Sunday night, the day before Ben’s funeral Pam and I were so twisted inside. I remember telling Pam that I had this feeling of excitement mixed with nausea thinking of getting to see Ben one more time.
The funeral director also goes to our church. His name is Larry. He was amazing to us. He called me just a couple days before the funeral and said it looked really good for us to have an open casket. Because he’s a baby, he was born a week ago now, and his skin was so fragile and thin he wasn’t sure if we were going to be able to have an open casket or not. He called us and gave us the good news we were going to be able to see him one more time.
One of my favorite TV shows (although very vulgar but extremely profound) is called 6 Feet Under. It follows a family who lives in a funeral home. Every episode someone dies and the family is put in the constant situation of facing the meaning of life. Watching the show years ago I was captivated and often wondered why people do what they do at funerals. Why an open casket? Why cremation? Why? There are so many odd choices when someone dies.

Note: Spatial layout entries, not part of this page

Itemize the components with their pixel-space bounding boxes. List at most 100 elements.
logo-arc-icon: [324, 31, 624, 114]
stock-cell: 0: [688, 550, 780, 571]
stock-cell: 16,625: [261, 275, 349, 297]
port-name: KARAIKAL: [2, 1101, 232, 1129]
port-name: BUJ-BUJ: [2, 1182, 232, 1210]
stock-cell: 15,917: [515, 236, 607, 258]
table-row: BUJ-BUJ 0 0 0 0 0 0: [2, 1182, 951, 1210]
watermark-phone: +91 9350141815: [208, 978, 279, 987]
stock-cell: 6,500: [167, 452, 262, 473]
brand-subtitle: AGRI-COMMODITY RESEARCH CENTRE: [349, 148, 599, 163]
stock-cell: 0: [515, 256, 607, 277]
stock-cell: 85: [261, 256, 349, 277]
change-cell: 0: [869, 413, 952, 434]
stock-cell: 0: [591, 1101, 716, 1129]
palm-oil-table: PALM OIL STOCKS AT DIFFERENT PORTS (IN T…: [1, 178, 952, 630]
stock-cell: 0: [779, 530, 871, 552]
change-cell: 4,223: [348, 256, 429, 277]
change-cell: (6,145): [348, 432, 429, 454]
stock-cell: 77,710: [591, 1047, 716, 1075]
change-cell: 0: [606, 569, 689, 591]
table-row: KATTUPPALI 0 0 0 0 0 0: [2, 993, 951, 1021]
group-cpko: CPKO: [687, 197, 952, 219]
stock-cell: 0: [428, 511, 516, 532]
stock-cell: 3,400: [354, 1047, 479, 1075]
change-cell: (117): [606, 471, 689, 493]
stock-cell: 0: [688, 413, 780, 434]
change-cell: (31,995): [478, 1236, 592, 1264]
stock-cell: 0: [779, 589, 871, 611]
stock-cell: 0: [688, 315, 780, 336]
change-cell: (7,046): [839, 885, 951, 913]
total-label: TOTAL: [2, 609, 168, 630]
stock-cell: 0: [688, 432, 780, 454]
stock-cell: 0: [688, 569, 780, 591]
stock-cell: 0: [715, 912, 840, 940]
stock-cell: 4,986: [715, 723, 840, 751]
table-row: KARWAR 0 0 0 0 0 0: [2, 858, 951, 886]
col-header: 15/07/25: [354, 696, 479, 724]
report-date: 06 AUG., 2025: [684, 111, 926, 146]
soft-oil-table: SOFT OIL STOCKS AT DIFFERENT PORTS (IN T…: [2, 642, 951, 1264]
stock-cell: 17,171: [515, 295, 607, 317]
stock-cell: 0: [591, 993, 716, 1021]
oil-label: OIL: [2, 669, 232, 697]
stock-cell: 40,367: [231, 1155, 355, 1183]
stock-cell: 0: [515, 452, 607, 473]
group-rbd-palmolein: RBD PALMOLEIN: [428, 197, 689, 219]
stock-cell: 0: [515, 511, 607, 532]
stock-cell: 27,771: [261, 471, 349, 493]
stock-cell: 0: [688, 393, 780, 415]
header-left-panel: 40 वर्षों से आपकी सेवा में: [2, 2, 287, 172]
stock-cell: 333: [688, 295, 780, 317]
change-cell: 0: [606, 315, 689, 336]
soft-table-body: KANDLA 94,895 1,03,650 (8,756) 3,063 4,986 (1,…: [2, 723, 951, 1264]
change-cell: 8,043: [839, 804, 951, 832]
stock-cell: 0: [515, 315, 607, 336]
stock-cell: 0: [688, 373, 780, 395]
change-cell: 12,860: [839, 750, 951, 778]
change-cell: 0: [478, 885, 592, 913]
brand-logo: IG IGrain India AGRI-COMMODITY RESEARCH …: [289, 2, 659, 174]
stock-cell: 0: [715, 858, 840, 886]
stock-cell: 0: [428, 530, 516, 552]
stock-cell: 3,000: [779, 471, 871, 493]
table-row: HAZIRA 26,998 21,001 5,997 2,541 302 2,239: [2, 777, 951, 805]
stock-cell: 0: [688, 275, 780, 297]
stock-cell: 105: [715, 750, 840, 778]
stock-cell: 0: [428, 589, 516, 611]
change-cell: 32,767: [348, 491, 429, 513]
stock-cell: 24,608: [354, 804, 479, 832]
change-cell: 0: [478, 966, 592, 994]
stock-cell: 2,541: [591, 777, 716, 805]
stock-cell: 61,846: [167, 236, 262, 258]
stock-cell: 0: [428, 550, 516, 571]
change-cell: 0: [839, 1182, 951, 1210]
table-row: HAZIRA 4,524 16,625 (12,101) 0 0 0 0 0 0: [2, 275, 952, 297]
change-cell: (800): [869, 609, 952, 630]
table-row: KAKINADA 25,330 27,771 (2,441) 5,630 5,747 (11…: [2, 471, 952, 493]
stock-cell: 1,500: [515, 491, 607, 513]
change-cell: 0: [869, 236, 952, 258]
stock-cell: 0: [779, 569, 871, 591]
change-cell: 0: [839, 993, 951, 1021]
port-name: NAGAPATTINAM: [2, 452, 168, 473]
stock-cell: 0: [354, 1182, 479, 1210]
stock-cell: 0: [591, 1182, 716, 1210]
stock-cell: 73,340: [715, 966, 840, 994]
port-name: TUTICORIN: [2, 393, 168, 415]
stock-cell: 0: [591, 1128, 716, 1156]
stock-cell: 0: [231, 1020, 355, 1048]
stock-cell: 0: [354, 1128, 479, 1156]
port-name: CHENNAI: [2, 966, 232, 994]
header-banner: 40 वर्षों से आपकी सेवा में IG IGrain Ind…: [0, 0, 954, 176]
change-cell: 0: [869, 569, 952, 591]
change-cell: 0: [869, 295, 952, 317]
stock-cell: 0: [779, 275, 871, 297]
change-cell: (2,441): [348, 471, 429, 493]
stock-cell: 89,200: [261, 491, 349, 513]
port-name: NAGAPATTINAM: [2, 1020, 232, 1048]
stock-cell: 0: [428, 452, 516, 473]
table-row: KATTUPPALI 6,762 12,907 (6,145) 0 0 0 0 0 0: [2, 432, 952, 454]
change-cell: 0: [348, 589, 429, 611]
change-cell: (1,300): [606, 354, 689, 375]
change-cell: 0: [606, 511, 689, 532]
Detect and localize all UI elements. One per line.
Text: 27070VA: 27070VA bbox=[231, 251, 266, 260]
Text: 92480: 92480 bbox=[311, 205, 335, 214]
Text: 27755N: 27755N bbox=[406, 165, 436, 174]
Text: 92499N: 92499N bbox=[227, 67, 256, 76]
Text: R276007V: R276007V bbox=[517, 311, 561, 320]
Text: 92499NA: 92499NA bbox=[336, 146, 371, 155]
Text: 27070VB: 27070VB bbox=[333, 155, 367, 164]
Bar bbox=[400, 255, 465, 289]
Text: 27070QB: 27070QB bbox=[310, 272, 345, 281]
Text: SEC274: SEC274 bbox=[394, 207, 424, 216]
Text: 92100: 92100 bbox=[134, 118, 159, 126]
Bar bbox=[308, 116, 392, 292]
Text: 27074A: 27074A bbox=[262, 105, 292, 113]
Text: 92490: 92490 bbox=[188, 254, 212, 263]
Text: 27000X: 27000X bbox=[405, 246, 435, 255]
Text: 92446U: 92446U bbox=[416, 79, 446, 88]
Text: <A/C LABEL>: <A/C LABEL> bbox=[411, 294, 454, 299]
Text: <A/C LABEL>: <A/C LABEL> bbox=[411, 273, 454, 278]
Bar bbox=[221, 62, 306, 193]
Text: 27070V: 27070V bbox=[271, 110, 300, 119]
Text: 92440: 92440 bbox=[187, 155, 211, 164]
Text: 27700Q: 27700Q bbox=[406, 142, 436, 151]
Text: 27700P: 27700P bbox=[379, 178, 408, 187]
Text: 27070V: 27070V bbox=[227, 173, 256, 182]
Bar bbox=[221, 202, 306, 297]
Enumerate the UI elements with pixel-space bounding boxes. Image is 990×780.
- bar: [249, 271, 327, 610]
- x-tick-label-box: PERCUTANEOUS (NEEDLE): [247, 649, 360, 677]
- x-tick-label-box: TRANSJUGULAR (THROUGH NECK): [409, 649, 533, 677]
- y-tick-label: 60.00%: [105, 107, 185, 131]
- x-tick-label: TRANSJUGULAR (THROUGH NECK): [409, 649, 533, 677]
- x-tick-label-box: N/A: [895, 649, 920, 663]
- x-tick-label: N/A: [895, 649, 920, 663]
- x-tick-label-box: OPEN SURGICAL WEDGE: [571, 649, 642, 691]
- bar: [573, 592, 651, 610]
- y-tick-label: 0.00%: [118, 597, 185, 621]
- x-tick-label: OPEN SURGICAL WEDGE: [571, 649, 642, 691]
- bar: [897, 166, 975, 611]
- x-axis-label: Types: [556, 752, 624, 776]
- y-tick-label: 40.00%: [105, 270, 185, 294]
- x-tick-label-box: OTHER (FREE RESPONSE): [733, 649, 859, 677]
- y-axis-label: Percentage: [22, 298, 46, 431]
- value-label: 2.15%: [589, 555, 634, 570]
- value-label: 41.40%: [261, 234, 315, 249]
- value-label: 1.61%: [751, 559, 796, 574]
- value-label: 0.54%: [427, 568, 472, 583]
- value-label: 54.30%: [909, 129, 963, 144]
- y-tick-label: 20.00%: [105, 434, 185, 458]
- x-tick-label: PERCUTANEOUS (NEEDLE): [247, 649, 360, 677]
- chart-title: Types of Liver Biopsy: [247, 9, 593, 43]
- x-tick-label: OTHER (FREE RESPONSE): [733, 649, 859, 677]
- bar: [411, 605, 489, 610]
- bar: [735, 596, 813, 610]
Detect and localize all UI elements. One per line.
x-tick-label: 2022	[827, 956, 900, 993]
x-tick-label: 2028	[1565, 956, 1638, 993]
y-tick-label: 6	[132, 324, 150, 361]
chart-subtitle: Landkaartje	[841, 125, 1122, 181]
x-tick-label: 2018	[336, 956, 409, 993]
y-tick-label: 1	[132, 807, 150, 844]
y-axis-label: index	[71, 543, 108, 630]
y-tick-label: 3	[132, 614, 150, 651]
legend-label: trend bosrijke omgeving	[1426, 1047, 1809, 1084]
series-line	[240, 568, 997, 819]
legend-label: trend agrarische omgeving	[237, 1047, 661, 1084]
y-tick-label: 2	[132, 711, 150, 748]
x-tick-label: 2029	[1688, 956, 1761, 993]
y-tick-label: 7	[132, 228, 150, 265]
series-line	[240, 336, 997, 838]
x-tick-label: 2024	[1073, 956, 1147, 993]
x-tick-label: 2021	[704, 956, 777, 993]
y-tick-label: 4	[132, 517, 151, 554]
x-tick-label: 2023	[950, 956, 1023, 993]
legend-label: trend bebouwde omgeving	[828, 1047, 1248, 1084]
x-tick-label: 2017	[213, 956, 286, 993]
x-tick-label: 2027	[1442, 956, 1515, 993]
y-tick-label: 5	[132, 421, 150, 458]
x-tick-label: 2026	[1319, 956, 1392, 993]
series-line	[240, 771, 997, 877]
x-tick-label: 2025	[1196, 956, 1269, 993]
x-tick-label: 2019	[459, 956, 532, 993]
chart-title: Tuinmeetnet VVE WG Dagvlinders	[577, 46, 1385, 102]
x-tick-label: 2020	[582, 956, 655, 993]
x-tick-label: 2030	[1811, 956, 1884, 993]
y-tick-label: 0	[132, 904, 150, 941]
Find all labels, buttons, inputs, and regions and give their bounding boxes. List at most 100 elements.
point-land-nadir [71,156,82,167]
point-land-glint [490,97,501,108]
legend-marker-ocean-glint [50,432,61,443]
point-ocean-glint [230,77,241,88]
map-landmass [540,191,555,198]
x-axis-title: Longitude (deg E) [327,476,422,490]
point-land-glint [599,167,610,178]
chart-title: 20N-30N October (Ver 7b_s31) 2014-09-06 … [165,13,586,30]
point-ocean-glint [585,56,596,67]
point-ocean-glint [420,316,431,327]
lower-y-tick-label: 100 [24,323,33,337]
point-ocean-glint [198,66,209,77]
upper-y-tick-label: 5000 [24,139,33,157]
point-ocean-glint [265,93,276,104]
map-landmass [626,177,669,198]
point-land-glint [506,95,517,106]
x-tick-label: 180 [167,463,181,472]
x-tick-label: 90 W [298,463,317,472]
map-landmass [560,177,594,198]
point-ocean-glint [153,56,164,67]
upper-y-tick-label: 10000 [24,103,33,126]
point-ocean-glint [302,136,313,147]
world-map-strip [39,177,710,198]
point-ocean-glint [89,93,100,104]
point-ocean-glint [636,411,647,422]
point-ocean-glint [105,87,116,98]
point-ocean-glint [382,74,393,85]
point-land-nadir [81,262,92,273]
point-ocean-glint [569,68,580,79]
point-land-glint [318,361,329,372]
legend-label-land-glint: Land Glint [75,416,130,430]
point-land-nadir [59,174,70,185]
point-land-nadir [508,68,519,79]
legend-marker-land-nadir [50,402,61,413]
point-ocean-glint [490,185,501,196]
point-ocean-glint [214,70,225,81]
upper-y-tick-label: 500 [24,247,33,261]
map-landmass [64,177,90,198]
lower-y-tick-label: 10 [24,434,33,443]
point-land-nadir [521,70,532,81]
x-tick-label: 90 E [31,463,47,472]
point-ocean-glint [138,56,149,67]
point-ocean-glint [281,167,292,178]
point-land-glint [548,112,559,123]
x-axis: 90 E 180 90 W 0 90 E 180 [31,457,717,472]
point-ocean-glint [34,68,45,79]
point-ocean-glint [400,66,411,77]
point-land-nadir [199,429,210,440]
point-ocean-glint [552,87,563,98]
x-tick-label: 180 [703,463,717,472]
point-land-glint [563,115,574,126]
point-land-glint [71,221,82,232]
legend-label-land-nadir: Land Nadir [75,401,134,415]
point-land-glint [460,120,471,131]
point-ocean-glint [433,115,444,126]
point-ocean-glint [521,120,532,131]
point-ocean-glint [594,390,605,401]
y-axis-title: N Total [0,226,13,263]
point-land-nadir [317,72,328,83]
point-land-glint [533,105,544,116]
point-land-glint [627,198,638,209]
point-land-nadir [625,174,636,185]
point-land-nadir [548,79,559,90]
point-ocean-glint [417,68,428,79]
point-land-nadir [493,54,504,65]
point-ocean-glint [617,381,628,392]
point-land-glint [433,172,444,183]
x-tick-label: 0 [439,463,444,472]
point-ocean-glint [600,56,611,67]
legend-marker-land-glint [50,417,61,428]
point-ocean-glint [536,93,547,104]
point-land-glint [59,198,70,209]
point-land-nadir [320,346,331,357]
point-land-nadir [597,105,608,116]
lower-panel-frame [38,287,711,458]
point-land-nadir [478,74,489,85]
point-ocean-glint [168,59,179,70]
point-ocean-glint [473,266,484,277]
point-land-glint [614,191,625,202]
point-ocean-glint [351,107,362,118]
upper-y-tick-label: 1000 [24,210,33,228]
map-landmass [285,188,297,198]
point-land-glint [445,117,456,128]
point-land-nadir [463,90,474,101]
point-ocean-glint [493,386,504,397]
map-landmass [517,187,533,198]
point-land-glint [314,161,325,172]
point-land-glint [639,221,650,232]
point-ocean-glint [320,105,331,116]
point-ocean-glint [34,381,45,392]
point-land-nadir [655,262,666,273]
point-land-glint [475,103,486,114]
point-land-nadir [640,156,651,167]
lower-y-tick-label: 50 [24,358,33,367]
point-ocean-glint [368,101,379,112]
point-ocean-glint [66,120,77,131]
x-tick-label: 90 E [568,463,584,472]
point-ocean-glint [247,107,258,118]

With Ben, those choices were obvious and instant for me: I didn’t want the hospital to cut him for an autopsy. They very thought of him being touched like that was too much. I didn’t want him cremated. I wanted to carry his little coffin. And when Larry called me and said we could have an open casket, I instantly knew this is what I wanted. Only a few people saw him: My mom, my dad, Pam’s Mom, Stacy, Pam and I. People who loved us and Ben were coming to the funeral. We had no idea how many since it wasn’t public, but I wanted my close friends and family to see his body: to see he was real. To touch him. That we didn’t loose something small: we lost someone larger than life.
That night Pam and I had such a mixture of feelings. We wanted nothing more than to get up as early as possible so we could just be in the same room with Ben and make our final goodbye last as long as possible. And we never wanted Monday to come at the same time: it was just one more confirmation that our nightmare was true. It wasn’t a fog, it was a reality.
That morning I woke up and wrote my letter to Ben. I thought Pam’s words were so amazing and so powerful, that I wanted to tell him something too. I guess that’s how it is. When you loose someone you love, I think you just look all around you to see what you can do to make it better. Pam and I could have written a hundred of these.